In conclusione, vorrei raccontare una cosa che, con molta probabilità, pochissimi conoscono, e che riguarda l’invaso dell’Arno e tutta Firenze.

Forse non tutti sanno che l’Arno è un fiume a carattere “torrentizio”, molto diverso da quello che può essere un Po od un Adige, piuttosto che un Adda, e questo già gli antichi Etruschi lo sapevano, tanto è vero che, con la loro furbizia, per evitare le inondazioni di Firenze, che costantemente si ripetevano nel tempo, a nord della città costruirono un canale artificiale con il quale deviarono l’acqua dell’Arno fino a farla confluire nel Tevere e quindi, in pratica, risolvendo un problema per sé stessi, ma creandone uno per le popolazioni abitanti del basso Lazio.

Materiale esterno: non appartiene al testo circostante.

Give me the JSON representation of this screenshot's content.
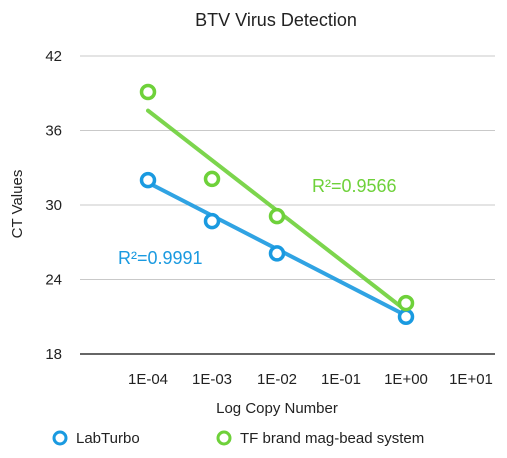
{
  "chart_data": {
    "type": "scatter",
    "title": "BTV Virus Detection",
    "xlabel": "Log Copy Number",
    "ylabel": "CT Values",
    "x_categories": [
      "1E-04",
      "1E-03",
      "1E-02",
      "1E-01",
      "1E+00",
      "1E+01"
    ],
    "ylim": [
      18,
      42
    ],
    "yticks": [
      18,
      24,
      30,
      36,
      42
    ],
    "grid": "horizontal",
    "legend_position": "bottom",
    "series": [
      {
        "name": "LabTurbo",
        "color": "#1a9ae0",
        "points": [
          {
            "x": "1E-04",
            "y": 32.0
          },
          {
            "x": "1E-03",
            "y": 28.7
          },
          {
            "x": "1E-02",
            "y": 26.1
          },
          {
            "x": "1E+00",
            "y": 21.0
          }
        ],
        "trendline": {
          "from": {
            "x": "1E-04",
            "y": 31.8
          },
          "to": {
            "x": "1E+00",
            "y": 21.1
          }
        },
        "r2_label": "R²=0.9991"
      },
      {
        "name": "TF brand mag-bead system",
        "color": "#6ed13a",
        "points": [
          {
            "x": "1E-04",
            "y": 39.1
          },
          {
            "x": "1E-03",
            "y": 32.1
          },
          {
            "x": "1E-02",
            "y": 29.1
          },
          {
            "x": "1E+00",
            "y": 22.1
          }
        ],
        "trendline": {
          "from": {
            "x": "1E-04",
            "y": 37.6
          },
          "to": {
            "x": "1E+00",
            "y": 21.5
          }
        },
        "r2_label": "R²=0.9566"
      }
    ]
  }
}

Quando, poi, qualche secolo dopo, c’è stato l’avvento dei Romani, accorgendosi di questo trucchetto messo in atto dai loro vicini-nemici, hanno fatto una cosa molto semplice: hanno interrotto il canale, rimandando l’acqua dell’Arno nell’alveo naturale del fiume, ovvero a Firenze.

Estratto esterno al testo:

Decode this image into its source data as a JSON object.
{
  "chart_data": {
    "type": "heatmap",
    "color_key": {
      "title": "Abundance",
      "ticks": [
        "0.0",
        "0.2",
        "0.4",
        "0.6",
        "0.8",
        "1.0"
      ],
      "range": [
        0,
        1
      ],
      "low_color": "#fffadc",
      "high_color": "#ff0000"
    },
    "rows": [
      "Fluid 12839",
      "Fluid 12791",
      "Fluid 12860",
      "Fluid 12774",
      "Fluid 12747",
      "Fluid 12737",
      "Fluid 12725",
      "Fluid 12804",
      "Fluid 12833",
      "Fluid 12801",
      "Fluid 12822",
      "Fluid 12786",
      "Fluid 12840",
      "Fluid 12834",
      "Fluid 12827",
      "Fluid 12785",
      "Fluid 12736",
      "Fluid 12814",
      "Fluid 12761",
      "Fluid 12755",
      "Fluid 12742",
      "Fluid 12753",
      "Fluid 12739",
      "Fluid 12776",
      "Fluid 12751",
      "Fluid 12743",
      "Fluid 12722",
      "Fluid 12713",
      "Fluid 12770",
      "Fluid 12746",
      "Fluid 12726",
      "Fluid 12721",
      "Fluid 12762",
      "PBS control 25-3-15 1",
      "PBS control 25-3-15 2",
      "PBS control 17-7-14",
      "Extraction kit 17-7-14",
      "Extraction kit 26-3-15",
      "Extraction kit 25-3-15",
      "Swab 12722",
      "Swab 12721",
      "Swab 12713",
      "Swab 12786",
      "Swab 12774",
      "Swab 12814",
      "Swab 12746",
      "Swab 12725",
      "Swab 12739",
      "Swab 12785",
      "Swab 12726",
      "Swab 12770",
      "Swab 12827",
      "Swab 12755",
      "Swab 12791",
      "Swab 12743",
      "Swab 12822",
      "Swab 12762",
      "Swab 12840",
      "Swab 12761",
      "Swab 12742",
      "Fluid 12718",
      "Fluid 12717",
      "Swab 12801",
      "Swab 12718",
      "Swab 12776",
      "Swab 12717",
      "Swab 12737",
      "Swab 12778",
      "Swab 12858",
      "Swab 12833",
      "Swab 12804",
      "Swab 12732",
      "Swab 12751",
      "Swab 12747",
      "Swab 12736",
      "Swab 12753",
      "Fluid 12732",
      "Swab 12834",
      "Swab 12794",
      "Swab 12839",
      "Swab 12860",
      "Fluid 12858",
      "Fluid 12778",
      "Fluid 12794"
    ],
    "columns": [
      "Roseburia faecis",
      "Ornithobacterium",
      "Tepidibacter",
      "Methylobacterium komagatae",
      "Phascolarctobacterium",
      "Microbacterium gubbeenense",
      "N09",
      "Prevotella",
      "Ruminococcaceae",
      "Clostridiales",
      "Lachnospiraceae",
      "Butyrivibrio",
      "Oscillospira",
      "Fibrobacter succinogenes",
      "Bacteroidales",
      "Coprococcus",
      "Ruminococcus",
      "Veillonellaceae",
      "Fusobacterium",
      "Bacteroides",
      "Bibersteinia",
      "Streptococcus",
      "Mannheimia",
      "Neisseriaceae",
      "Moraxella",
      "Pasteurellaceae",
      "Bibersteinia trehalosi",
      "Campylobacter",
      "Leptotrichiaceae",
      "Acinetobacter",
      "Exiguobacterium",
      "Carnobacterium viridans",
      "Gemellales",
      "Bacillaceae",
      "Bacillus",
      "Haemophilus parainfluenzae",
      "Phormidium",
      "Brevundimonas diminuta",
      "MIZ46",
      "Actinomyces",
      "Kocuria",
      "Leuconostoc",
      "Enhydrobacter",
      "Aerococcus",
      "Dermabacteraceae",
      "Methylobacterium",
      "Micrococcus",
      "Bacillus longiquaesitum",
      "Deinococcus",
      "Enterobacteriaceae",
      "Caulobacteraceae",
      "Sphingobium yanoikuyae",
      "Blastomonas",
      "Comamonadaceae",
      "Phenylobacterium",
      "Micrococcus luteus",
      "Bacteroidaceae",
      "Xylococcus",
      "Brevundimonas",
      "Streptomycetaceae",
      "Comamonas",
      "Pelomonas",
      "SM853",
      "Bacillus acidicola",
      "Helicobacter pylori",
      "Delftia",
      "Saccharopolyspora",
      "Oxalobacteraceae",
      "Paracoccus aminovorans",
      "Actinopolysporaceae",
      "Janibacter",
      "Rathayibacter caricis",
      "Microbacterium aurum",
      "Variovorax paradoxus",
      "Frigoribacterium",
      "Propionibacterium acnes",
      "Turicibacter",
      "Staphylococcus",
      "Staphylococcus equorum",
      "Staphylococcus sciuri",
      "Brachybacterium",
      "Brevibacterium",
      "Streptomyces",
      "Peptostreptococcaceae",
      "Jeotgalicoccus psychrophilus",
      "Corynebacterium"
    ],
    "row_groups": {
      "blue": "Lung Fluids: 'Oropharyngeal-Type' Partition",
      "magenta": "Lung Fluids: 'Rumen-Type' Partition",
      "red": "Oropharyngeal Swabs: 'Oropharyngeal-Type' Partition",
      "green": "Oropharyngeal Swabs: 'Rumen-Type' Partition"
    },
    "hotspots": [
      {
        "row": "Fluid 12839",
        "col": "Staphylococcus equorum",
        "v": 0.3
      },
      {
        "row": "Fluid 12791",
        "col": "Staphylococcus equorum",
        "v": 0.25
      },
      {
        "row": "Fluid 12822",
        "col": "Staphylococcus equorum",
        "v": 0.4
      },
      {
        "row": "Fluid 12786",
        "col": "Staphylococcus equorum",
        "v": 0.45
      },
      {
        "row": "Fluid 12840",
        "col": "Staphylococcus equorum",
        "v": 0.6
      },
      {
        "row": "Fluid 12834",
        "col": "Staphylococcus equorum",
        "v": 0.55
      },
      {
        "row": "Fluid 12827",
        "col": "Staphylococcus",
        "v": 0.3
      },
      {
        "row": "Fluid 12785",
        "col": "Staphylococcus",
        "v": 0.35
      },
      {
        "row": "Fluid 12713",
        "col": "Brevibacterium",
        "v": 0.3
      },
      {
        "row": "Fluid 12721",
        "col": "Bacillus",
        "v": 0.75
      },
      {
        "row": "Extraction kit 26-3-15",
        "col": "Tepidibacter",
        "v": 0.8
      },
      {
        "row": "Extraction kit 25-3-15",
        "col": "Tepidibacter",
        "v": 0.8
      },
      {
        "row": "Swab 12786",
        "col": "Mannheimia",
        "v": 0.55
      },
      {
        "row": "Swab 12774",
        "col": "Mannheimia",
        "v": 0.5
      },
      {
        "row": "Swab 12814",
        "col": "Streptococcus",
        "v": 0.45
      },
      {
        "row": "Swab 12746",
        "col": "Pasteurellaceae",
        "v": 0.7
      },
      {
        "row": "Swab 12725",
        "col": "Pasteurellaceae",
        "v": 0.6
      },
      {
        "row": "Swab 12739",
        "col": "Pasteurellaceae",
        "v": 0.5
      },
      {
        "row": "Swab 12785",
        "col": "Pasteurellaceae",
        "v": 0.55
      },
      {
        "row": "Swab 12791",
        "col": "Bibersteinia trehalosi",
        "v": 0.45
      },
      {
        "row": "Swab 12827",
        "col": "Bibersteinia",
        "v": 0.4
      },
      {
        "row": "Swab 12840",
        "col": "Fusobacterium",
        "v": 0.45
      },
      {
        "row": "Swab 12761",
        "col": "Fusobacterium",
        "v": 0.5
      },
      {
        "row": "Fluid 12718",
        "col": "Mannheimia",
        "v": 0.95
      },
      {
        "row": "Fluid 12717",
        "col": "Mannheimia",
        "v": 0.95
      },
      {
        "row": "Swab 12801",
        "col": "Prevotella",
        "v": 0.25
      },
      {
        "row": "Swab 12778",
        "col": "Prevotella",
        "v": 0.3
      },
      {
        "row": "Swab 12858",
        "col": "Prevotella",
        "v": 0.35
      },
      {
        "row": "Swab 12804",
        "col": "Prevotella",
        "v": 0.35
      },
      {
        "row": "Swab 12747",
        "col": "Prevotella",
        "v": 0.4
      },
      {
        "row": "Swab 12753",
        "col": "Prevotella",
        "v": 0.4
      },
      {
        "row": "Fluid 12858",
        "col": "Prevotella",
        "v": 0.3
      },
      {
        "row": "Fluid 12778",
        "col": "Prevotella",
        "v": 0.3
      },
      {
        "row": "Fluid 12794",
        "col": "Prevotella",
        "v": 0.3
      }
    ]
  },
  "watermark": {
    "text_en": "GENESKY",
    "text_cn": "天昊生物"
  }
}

Per tutta risposta, i nostri esimi ingegneri e “capoccioni” moderni, si sono inventati una cosa che, a parer mio, non è altro che una bomba ad orologeria, e che si chiama Bilancino, poco a nord di Firenze, come soluzione per evitare le alluvioni tipo quella del ’66, che spazzò letteralmente Firenze da un capo all’altro, con svariate vittime (35 per la precisione).

Con l’inasprimento dei fenomeni atmosferici, sicuramente, nei prossimi anni, le cosiddette “bombe d’acqua” saranno sempre più frequenti, e dobbiamo solo sperare che non si verifichi qualche uragano particolarmente intenso nell’interno del territorio fiorentino, poiché, in questo caso, con il cedimento della diga del Bilancino, il disastro potrebbe assumere delle dimensioni di proporzioni bibliche, poiché se l’intero invaso del Bilancino, che contiene circa 65 milioni di metri cubi d’acqua – da calcolare che Firenze ne utilizza circa 25 milioni per un anno intero – ed è al 90% della sua capacità massima, dovesse improvvisamente esondare, con molta probabilità Firenze verrebbe rasa al suolo da uno Tsunami di proporzioni bibliche, e la stessa fine potrebbe farla pure Pisa alla fine del percorso dell’Arno (ovviamente con l’intera distruzione di tutti i paesi che si affacciano lungo il percorso di questo fiume.

In una simile, sciagurata ipotesi, non dovremo piangere le 7 vittime occorse in questi giorni ad Ischia o le 35 dell’alluvione del ’66 ma, con molta probabilità, dovremo fare i conti con numeri ben più alti, e danni che metterebbero in ginocchio non solo una regione ma l’intera nazione.

Concludendo, quello che voglio dire è che non basta continuare a guardare poco al di là del proprio naso, politicamente, ma è estremamente necessario che si inizi a mettere in campo degli interventi lungimiranti, facenti parte di un piano strutturale a lungo termine, senza il quale, ogni anno, sentiremo continuamente gli alti “lai” di tutti gli pseudo giornalisti, che come avvoltoi si gettano sulle notizie come quella di due giorni fa su Ischia, facendo a gara a chi ne spara di più grosse.